Using supplemental specifications and upgrading during pump repair provides reliability.
by Heinz P. Bloch
November 19, 2015

Many pump failure statistics compiled inside refineries and petrochemical plants point to mechanical seals as the pump system component that fails most frequently. The engineers and technicians assembling these data usually choose to stay silent. Regrettably, their plant managers often believe they have an unspecified competitive advantage by not releasing the data. Consulting engineers sign confidentiality agreements.

Current American Petroleum Institute (API) standards, however, have enabled the hydrocarbon processing and other industries to take large leaps in reliability improvement and downtime avoidance. For decades, these API standards have contained seal flush plans that allow users to specify and manufacturers to offer seal support systems that suit the specific requirements of a particular pumping service.

Image 1. A CPRS engineer investigates pump upgrading opportunities (Courtesy of Hydro Middle East, Technopark, Dubai, UAE)Image 1. A CPRS engineer investigates pump upgrading opportunities (Courtesy of Hydro Middle East, Technopark, Dubai, UAE)
Figure 1. An innovative mechanical seal (left) incorporating a bi-directional tapered pumping device (right). (Courtesy of AESSEAL Rotherham, UK, and Knoxville, Tennessee, USA)Figure 1. An innovative mechanical seal (left) incorporating a bi-directional tapered pumping device (right). (Courtesy of AESSEAL Rotherham, UK, and Knoxville, Tennessee, USA)

In addition to evaluating the many important piping plans described in the API literature, seal upgrading is another valuable pursuit that is best coordinated with the component pump repair shop (CPRS). Figure 1 depicts a well-proven tapered pumping device that was first introduced nearly 10 years ago. Reliability engineers must become familiar with the merits of different seal flush plans. Figures 2 and 3 provide an example of changing from API Plan 21 to Plan 23.

In fluid machinery operating with higher-temperature media, single seals often require cooling for reliable long-term service. In many services, this cooling may be needed to improve the temperature margin to vapor formation or to meet the temperature limitations of certain secondary sealing elements (such as O-rings) that were chosen based on life cycle, polymerization, coke formation or even chemical resistance criteria. In services where the seal temperature environment must be controlled, both piping plans (API Plans 21 and 23) are commonly used, but one may save energy while the other will not.

Figure 2. Seal Flush Plan 21—product recirculation from discharge through orifice and heat exchanger (Courtesy of AESSEAL)Figure 2. Seal Flush Plan 21—product recirculation from discharge through orifice and heat exchanger (Courtesy of AESSEAL)
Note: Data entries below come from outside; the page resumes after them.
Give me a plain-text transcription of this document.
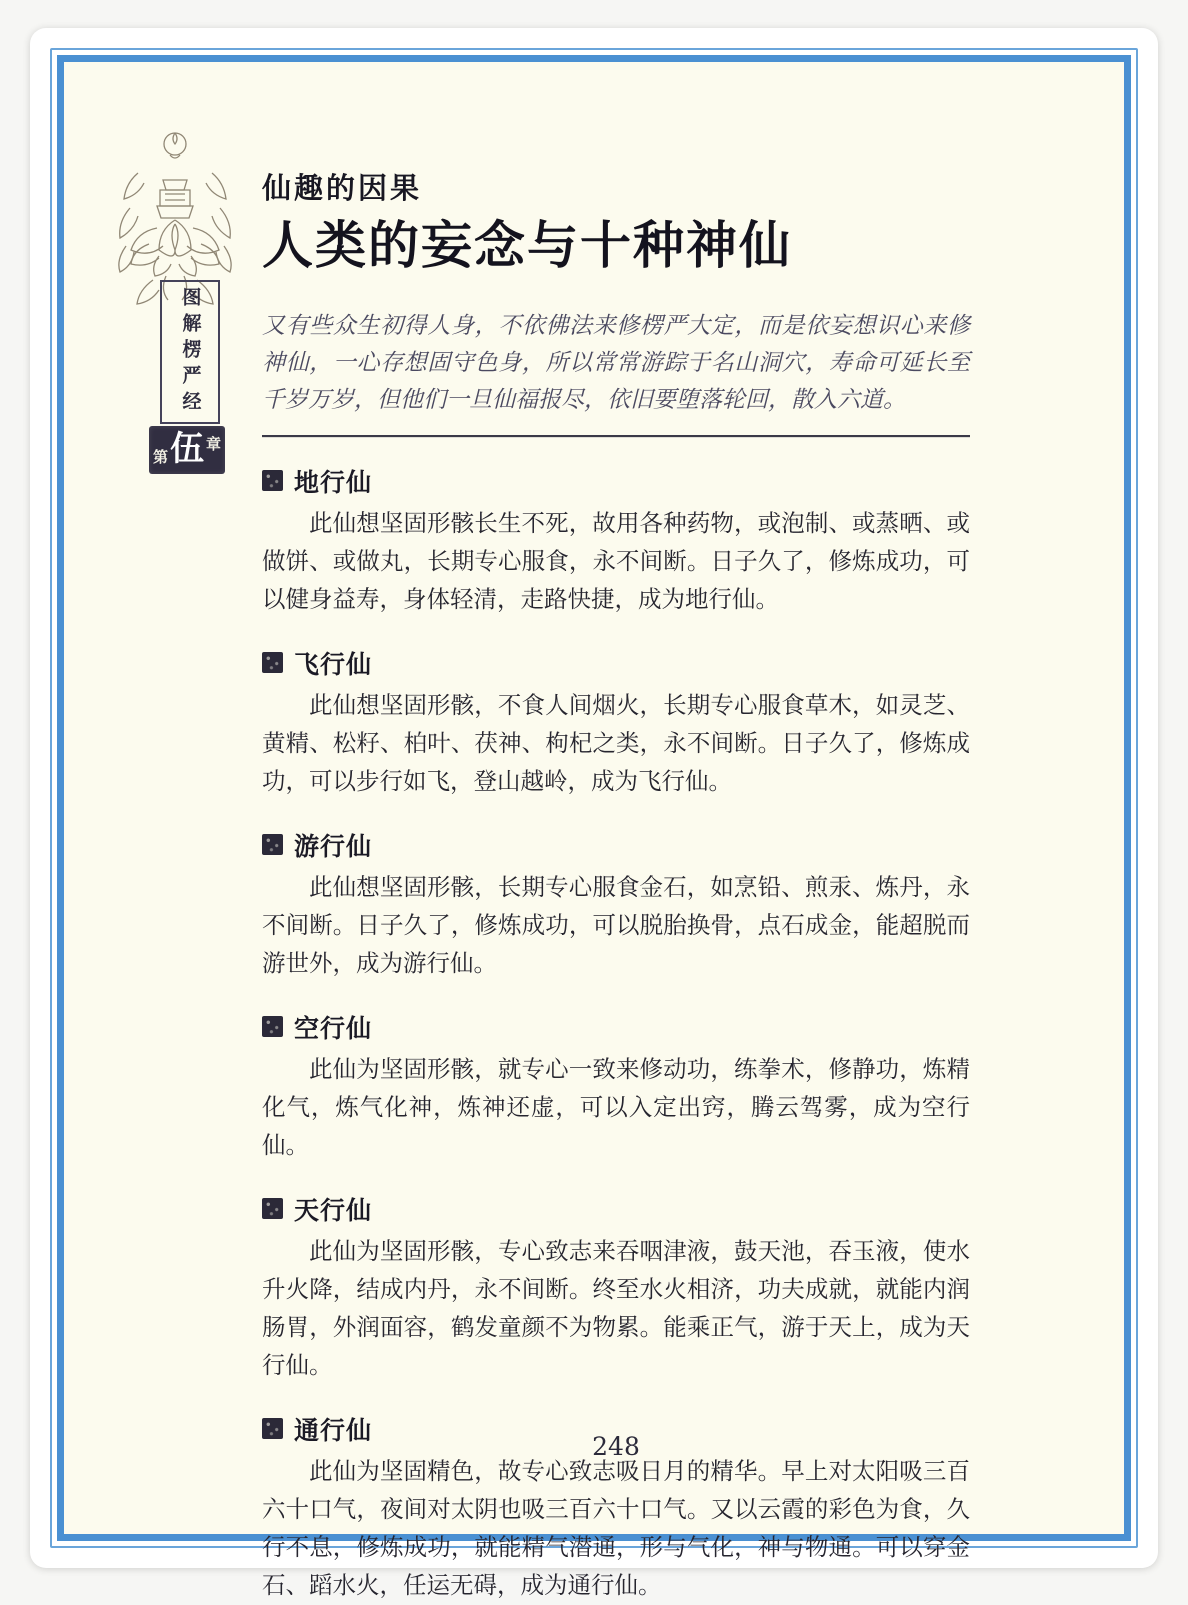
图解楞严经
第 伍 章
仙趣的因果
人类的妄念与十种神仙
又有些众生初得人身，不依佛法来修楞严大定，而是依妄想识心来修神仙，一心存想固守色身，所以常常游踪于名山洞穴，寿命可延长至千岁万岁，但他们一旦仙福报尽，依旧要堕落轮回，散入六道。
地行仙

此仙想坚固形骸长生不死，故用各种药物，或泡制、或蒸晒、或做饼、或做丸，长期专心服食，永不间断。日子久了，修炼成功，可以健身益寿，身体轻清，走路快捷，成为地行仙。

飞行仙

此仙想坚固形骸，不食人间烟火，长期专心服食草木，如灵芝、黄精、松籽、柏叶、茯神、枸杞之类，永不间断。日子久了，修炼成功，可以步行如飞，登山越岭，成为飞行仙。

游行仙

此仙想坚固形骸，长期专心服食金石，如烹铅、煎汞、炼丹，永不间断。日子久了，修炼成功，可以脱胎换骨，点石成金，能超脱而游世外，成为游行仙。

空行仙

此仙为坚固形骸，就专心一致来修动功，练拳术，修静功，炼精化气，炼气化神，炼神还虚，可以入定出窍，腾云驾雾，成为空行仙。

天行仙

此仙为坚固形骸，专心致志来吞咽津液，鼓天池，吞玉液，使水升火降，结成内丹，永不间断。终至水火相济，功夫成就，就能内润肠胃，外润面容，鹤发童颜不为物累。能乘正气，游于天上，成为天行仙。

通行仙

此仙为坚固精色，故专心致志吸日月的精华。早上对太阳吸三百六十口气，夜间对太阴也吸三百六十口气。又以云霞的彩色为食，久行不息，修炼成功，就能精气潜通，形与气化，神与物通。可以穿金石、蹈水火，任运无碍，成为通行仙。

248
Calculations on the seal plans depicted in Figures 2 and 3 illustrate the efficiency difference between two "process side" flush piping plans.

Figure 3. Seal Flush Plan 23—product recirculation from seal chamber through heat exchanger and back to seal chamber (Courtesy of AESSEAL)Figure 3. Seal Flush Plan 23—product recirculation from seal chamber through heat exchanger and back to seal chamber (Courtesy of AESSEAL)

These calculations involved a closely monitored boiler feedwater application in a modern combined heat and power (CHP) plant at a paper recycling mill. Operating at 160 C (320 F) and a seal chamber pressure of 8 barg, the example examines pumps originally fitted with a traditional 85 millimeter (mm) diameter seal. The seal faces received some cooling from the original API Plan 21 configuration (see Figure 2). The service life of the seal, however, was less than 12 months. This unsatisfactory seal life was attributed to heat exchanger fouling. Computer simulations indicated that, with Plan 21, the seal would be operating with a seal chamber temperature of 108 C (226 F) and with an exchanger heat load in excess of 14 kilowatts (kW).

Using the same basic operating parameters, a modern mechanical seal equipped with the bi-directional pumping device shown in Figure 1 and arranged per API Plan 23 (see Figure 3) yielded significant efficiency improvements. The seal chamber temperature was decreased from 108 C to 47 C. The heat exchanger load fell to 1.9 kW—less than 14 percent of the original Plan 21 system. The annual power savings proved sizeable. Switching to Plan 23 and not having to contend with heat exchanger fouling eliminated recurring maintenance expenses.

A Management Critique

Equipment failures that could be avoided often persist because of human error. Plants lack the investment in education, personnel, tools and time necessary for preventing these mistakes.

Large-scale investments in predictive maintenance devices and tools are often left idle or cannot be used because plant staff members have not been trained, mentored or taught to interpret data. For example, many end users who use computerized maintenance management systems (CMMS) are still reporting inadequate information such as "bearing replaced," "bearing failed" or "bearing repaired" instead of "bearing failed because of loose oil ring abraded, and brass chips contaminated the lube oil. Corrections made by upgrading to a clamped-on flinger disc." Facilities must practice failure analysis by taking remedial action instead of merely replacing parts.